NTSC simulation/emulation is a tough nut to crack. There's a lot of math involved, and the results are very dependent on games/content having the correct resolution or else the effect falls apart. Themaister's NTSC shader does a fantastic job with both 256- and 320-pixel-wide content, which covers most modern-ish retro consoles, including S/NES, Genesis, PS1 and N64, and it handles content of arbitrary resolutions pretty well. Nevertheless, it's always good to have variety, so I was excited to find some other shaders that included different takes on the NTSC signal problem.

Artifact Colors

This shader is based on Flyguy's awesome "Apple II-Like Artifact Colors" shadertoy and is the most impressive/magical of the shaders I'm going to cover here. Where this shader excels is in reproducing the NTSC "artifact colors" that certain old computers depended on before full-color interfaces were a thing. You can find some great explanations of the phenomenon at the 8088 mph demo writeup and this post at nerdlypleasures.

This splitscreen image demonstrates just how mind-boggling this effect can be, taking a 1-bit black and white image and ending up with bright colors:
RGB output on the left, composite artifact output on the right. Those colors are all generated by the signal modulation :O
And here's an animated gif that cycles between the typical limited-palette RGB output and the full-color artifact-color version (half RGB and half composite artifact back and forth):
Notice how the magenta and black stripes turn to a rich brown
In porting this shader, I tried to make runtime parameters out of as many variables as possible because it's such a cool thing to see how they affect the emergent colors in real-time. One such parameter is the F_COL variable, which can be used to basically have another color palette that you can switch to.

I also made a preset that pairs it with T. Lottes' CRT shader, which is perfectly suited to CGA content:
I called this one c64-monitor in the 'presets' subdirectory of the shader repos
I made the presets force a 640-pixel width, since that seems to be the sweet spot for this shader, which isn't surprising seeing as many of the games that relied on artifact coloring used a 640x200 mode. I'm not very familiar with any of the classic computer cores that could take advantage of this shader, but I'd love to hear comments from anyone who gives them a shot.
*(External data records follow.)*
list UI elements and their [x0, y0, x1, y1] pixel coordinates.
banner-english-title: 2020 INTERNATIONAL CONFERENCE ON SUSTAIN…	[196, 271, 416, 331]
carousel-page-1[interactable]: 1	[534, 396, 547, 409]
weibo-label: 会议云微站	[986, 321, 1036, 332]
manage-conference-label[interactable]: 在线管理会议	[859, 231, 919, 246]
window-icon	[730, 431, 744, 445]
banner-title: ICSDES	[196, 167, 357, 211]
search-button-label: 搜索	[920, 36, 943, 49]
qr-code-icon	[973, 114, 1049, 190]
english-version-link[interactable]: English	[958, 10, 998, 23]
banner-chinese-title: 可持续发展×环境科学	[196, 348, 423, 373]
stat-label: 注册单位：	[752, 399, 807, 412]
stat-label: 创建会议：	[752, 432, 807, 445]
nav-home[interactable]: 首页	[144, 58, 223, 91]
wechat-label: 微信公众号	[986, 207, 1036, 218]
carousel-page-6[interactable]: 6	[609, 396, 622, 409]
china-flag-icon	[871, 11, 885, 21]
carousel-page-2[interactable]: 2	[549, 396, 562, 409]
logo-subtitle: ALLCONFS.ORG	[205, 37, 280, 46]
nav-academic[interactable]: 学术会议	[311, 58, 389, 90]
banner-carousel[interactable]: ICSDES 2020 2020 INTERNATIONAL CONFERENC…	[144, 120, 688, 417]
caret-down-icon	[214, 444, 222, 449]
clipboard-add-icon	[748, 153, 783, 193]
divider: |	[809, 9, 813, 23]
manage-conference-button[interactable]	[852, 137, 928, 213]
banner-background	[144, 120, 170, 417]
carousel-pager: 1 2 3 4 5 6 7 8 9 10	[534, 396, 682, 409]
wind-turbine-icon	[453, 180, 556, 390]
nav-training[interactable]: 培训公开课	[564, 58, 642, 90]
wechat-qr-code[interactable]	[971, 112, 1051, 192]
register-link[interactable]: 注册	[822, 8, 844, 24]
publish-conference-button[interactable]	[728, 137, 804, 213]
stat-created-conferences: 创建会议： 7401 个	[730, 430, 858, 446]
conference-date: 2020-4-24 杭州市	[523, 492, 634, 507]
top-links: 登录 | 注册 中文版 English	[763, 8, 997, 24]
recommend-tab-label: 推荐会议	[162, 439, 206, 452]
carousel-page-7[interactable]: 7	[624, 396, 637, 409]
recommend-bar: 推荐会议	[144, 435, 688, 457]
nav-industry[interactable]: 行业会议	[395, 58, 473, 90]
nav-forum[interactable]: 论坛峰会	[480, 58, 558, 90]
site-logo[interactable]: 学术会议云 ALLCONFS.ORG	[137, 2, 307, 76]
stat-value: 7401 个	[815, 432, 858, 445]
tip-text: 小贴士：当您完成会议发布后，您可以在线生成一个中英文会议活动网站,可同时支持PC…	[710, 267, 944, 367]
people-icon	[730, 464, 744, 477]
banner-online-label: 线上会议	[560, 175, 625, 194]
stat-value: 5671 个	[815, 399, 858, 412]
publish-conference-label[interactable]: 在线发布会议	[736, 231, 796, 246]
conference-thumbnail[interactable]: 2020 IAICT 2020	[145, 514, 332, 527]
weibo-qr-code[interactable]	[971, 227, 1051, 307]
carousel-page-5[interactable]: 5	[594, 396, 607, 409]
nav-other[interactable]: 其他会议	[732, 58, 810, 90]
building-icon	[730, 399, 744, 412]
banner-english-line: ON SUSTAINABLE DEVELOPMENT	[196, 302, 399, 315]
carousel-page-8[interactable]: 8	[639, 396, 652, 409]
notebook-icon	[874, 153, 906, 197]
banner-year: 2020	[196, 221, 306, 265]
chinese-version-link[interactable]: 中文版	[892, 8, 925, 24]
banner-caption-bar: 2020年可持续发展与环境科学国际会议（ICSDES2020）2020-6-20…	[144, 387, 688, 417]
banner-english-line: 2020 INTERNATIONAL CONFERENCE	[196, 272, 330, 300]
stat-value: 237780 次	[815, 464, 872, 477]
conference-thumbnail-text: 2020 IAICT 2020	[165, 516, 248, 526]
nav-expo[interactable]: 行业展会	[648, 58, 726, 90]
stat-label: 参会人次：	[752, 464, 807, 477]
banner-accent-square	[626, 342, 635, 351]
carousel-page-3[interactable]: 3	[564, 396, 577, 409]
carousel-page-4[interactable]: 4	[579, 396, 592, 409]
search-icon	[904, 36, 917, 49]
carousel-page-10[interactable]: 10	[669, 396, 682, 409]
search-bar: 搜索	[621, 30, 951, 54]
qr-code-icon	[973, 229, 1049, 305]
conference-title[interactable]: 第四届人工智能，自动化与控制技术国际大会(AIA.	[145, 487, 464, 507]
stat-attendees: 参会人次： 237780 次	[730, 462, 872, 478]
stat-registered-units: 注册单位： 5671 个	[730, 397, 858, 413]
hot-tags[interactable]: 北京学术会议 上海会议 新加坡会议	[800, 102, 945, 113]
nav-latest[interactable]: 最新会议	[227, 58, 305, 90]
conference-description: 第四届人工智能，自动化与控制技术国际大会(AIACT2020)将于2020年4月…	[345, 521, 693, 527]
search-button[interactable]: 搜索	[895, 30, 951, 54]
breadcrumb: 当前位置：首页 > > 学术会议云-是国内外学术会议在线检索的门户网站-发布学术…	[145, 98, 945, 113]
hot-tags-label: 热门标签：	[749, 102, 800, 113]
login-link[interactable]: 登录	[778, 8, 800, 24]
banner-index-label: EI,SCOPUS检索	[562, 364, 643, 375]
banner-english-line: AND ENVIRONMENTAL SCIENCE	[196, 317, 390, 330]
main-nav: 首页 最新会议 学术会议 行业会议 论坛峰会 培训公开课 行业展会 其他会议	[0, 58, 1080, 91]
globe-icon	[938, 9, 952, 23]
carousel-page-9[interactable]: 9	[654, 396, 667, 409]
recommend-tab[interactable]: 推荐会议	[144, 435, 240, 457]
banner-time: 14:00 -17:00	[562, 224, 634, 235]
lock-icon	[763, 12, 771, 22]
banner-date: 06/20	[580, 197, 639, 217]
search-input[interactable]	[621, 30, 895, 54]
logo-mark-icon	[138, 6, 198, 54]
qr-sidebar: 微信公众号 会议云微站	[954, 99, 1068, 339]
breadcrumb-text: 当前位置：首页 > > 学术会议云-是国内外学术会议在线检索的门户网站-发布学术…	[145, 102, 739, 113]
This preset also looks pretty darn good for general use, though it does a strange green/magenta strobe thing on Sonic's waterfalls and probably other pseudo-transparency:

CRTSim

This one from J. Kyle Pittman / PirateHearts is similar to the CRT effect in You Have To Win the Game:
It doesn't try to be accurate, it just looks nice and runs fast. While it does the whole bevy of old TV effects, including a really nice per-channel color persistence that can be used to reproduce the characteristic red smear of a failing CRT, my favorite part of it is the LUT-based NTSC effect. It uses a simple texture of diagonal colored lines:
This looks gray, but it's actually red, green and blue diagonal lines
and mixes it in with the main image based on differences in brightness between each pixel and its neighbors. For such a simple concept, the result is very convincing, and it even does a reasonable job of "passing" the NTSC crosstalk test-ROM (with certain settings):
Also of interest with this shader is the choice of permissive public domain licensing, so people can integrate it into their games and other programs without fear of licensing conflicts.

Both of these shaders are available in RetroArch's regular GLSL and slang/Vulkan formats. Artifact Colors is also available in RetroArch's Cg format and for ReShade, courtesy of user Matsilagi, who has also ported a number of other RetroArch shaders to ReShade. On-topic but not pictured are two NTSC shaders derived from MAME's NTSC shader implementation, one multipass and one single-pass. I haven't gotten them to work properly in GLSL format, only slang, and all of my Vulkan screenshots have their red and blue channels swapped for some reason right now, so I couldn't share any shots of them. You can get a taste from their shadertoy implementation, though.